The International Cycling Federation (UCI) has called again for a truth and reconciliation commission to examine its troubled sport following the Lance Armstrong doping scandal.

The American cyclist was stripped of his seven Tour de France titles and banned for life last year for doping.

Armstrong subsequently admitted in a television interview last month that he had taken performance-enhancing drugs in each of his Tour wins.

The UCI's credibility took a further blow when it disbanded a three-person independent commission set up to investigate whether or not the world governing body had helped Armstrong to conceal his drug-taking without sending it a single document.

It said instead it wanted to be part of a truth and reconciliation commission.

At a World Anti-Doping Agency (WADA) media symposium in London on Tuesday, WADA president John Fahey said he had received a letter late on Monday from the UCI again requesting a truth and reconciliation commission.

"Was it asking?," he said. "It was more telling. It nominated four people from the organization which did not include (UCI president) Pat McQuaid who would be representing UCI in such discussions."

Fahey said WADA had said all along it was more than happy to work out a way to deal "with this constant crisis which seem to surface in cycling."

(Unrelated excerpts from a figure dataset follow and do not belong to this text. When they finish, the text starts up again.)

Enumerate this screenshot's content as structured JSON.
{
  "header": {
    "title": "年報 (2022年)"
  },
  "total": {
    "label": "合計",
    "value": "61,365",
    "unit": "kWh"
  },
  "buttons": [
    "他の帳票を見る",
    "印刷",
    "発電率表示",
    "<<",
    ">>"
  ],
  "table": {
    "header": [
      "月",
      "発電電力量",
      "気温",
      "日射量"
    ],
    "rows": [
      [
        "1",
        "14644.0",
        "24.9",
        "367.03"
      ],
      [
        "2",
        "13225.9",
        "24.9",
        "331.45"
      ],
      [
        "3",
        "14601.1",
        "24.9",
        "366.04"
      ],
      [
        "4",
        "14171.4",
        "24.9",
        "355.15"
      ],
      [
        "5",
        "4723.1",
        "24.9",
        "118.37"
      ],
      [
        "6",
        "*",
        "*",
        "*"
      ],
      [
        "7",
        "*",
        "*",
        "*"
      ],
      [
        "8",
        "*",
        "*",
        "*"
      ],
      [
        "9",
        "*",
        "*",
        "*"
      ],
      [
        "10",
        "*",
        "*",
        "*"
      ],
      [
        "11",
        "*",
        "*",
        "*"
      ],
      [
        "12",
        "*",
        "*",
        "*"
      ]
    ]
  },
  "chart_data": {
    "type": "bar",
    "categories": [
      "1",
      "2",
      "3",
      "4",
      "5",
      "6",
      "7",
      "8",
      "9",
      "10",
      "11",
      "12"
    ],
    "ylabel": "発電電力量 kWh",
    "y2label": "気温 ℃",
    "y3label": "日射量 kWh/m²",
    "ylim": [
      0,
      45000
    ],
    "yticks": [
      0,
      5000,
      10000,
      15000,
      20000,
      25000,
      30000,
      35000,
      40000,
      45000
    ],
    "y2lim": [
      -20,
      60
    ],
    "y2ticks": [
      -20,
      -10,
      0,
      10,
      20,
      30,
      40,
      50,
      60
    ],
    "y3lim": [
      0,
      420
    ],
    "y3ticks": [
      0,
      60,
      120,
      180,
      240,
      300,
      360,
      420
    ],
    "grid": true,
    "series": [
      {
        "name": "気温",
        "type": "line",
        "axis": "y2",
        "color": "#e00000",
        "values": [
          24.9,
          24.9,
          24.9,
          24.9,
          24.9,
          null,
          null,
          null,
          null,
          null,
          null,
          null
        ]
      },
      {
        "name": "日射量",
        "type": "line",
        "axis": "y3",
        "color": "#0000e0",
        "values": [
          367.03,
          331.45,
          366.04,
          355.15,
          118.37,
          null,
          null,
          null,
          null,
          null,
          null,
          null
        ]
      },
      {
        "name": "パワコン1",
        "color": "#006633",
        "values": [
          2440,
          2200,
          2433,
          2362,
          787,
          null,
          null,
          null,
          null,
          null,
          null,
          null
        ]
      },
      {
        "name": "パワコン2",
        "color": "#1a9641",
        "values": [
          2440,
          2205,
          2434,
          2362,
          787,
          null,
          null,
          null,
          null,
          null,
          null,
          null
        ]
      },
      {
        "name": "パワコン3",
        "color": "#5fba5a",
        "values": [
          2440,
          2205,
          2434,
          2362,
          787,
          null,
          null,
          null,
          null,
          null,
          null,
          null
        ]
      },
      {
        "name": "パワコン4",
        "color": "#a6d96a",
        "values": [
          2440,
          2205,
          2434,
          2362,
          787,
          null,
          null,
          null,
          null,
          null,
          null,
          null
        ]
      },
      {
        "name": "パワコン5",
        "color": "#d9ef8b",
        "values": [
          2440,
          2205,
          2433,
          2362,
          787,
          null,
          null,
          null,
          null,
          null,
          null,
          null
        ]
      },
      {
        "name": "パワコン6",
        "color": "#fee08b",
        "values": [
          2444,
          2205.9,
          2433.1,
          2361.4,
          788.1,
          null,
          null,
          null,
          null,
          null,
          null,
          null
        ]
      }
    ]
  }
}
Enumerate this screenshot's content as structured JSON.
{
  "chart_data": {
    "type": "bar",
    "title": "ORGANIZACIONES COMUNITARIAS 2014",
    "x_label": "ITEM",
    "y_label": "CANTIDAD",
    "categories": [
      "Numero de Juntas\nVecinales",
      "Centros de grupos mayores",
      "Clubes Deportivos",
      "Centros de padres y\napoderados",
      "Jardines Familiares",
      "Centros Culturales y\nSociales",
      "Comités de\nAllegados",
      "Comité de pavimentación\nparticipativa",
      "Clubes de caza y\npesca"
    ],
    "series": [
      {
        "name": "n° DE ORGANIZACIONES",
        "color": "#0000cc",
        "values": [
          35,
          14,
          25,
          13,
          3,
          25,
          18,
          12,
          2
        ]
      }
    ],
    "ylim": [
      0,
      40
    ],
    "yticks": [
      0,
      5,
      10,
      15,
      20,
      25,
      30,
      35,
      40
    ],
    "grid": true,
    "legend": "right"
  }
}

He said, though, the process had to be under the management and control of the original independent commission.

"So I put those terms back, that's the starting point, it hasn't changed for several weeks. If they are serious they will talk to us," he said.

Fahey said the terms truth and reconciliation were "wonderful fancy words."

"I think we leave that where we should leave it, where it had some meaning and that is in days gone by in South Africa," he said.

"Only cycling can heal the problems cycling has, they're independent, they run their own sport, the same as any other sport in the world.

"If the members are prepared to continue to allow this lurching from one crisis to another then I guess we are going to continue to read about turmoil in that sport for some time yet.

"I would hope that within the root and file members of cycling there is recognition that it can't continue this way without there being some dire consequences down the track."